Les pays du Sud demandent une gouvernance du monde plus démocratique. Ils revendiquent également un ordre monétaire différent, qui ne serait plus dominé par la monnaie nationale des États-Unis, le dollar. La plupart des pays du monde souhaitent également une régulation du prix des matières premières pour éviter la création de bulles spéculatives sur des produits stratégiques.
Les enjeux des présidences françaises du G20 et du G8 sont donc considérables. Mais se pose un problème tout aussi considérable : la France est décrédibilisée par un gouvernement totalement incapable de se mettre dans la marche de l’Histoire. L’exemple le plus frappant est le rapport de la France à l’Afrique. Cette relation a toujours été controversée à partir du moment où la France a décidé de coloniser une partie de ce continent. Et 50 ans après le moment des indépendances, la France entretient toujours des liens étroits avec des responsables politiques africains, avec une présence militaire toujours visible.

Décalage avec la réalité

Au moment où la France entame la double-présidence du G20 et du G8, trois pays francophones, anciennes colonies de la France, se trouvent dans une agitation hors-norme : l’Algérie, la Côte d’Ivoire et la Tunisie.
En Côte d’Ivoire, le résultat contesté de la Présidentielle et la reconnaissance immédiate par les gouvernements occidentaux de la victoire d’un des deux protagonistes ont provoqué d’importantes manifestations dans le pays.
En Algérie, le gouvernement est confronté à des émeutes sans précédent, conséquence du chômage et de la vie chère.
En Tunisie, une révolte contre la pénurie d’emplois a provoqué le départ du Président Ben Ali.
Tous ces événements montrent que la période post-coloniale française touche à sa fin en Afrique. Et pour bien montrer comment le gouvernement est en total décalage de la réalité, il suffit de se référer à la séance des questions au gouvernement qui s’est tenue le 11 janvier dernier à l’Assemblée nationale. Un député interroge le gouvernement sur les violences en Tunisie. Réponse de Nicolas Sarkozy, par la bouche de sa ministre des Affaires étrangères : « nous proposons que le savoir-faire de nos forces de sécurité, qui est reconnu dans le monde entier, permette de régler des situations sécuritaires de ce type ».
Autrement dit, la France touche le fond, elle est décrédibilisée. À cause de son gouvernement, la France est la risée des grands pays, et cela, au moment où elle prend les présidences du G20 et du G8.

Manuel Marchal


Le fiasco de Dakar

Au début de son mandat, Nicolas Sarkozy avait tenté une ouverture vers les anciens pays colonisés, et notamment le Maghreb. Cette proposition visait à créer de nouveaux rapports : l’Union de la Méditerranée.
Ce projet devait être précisé lors d’une visite en Afrique.
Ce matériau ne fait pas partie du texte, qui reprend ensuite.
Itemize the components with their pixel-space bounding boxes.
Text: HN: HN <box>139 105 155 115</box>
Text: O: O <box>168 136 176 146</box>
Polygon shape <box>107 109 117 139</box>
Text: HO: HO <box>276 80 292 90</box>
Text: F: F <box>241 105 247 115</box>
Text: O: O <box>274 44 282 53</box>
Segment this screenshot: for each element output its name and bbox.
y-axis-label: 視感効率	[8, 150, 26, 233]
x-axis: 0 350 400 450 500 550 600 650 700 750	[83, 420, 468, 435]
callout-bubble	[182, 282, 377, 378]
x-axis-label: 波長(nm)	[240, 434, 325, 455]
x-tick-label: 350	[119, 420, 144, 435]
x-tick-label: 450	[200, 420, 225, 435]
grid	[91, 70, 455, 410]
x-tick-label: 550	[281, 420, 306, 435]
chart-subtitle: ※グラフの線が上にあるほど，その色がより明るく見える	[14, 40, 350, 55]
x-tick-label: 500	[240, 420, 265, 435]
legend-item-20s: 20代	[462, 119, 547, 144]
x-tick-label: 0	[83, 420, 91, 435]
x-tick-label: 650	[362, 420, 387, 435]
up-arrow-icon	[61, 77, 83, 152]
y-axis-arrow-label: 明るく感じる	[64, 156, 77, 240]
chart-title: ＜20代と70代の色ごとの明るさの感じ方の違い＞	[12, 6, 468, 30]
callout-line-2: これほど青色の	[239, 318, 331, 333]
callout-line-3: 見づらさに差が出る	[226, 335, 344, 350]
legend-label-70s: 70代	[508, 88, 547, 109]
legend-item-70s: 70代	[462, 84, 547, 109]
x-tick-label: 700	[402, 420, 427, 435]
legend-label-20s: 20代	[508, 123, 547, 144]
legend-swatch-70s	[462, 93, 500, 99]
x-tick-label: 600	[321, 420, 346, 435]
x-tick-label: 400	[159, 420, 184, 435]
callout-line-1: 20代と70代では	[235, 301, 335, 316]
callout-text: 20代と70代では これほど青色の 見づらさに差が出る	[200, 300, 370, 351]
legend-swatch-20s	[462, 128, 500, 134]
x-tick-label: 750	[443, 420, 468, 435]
Ce séjour a été marqué par le discours de Dakar, où le chef de l’État a mis en avant les bienfaits de la colonisation. Cette affaire finit par une catastrophe diplomatique, dont la France ne s’est pas encore relevée.


Désastre militaire au Niger

Le 7 janvier, des terroristes prennent deux Français en otages sur le territoire nigérien. Alors en visite aux Antilles, Nicolas Sarkozy donne l’ordre d’attaquer les ravisseurs. L’objectif était de libérer les deux Français. Résultat : les deux Français sont morts durant l’opération.
C’est un désastre militaire, et la responsabilité en revient à la France qui a pris la décision, et a décidé de l’assumer jusqu’au bout. Ministre de la Défense, Alain Juppé s’est porté rapidement au-devant des critiques pour l’affirmer, afin d’éviter le développement d’une crise diplomatique en gestation avec le Niger. Mais n’oublions pas que le chef des armées, c’est le président de la République, président du G20.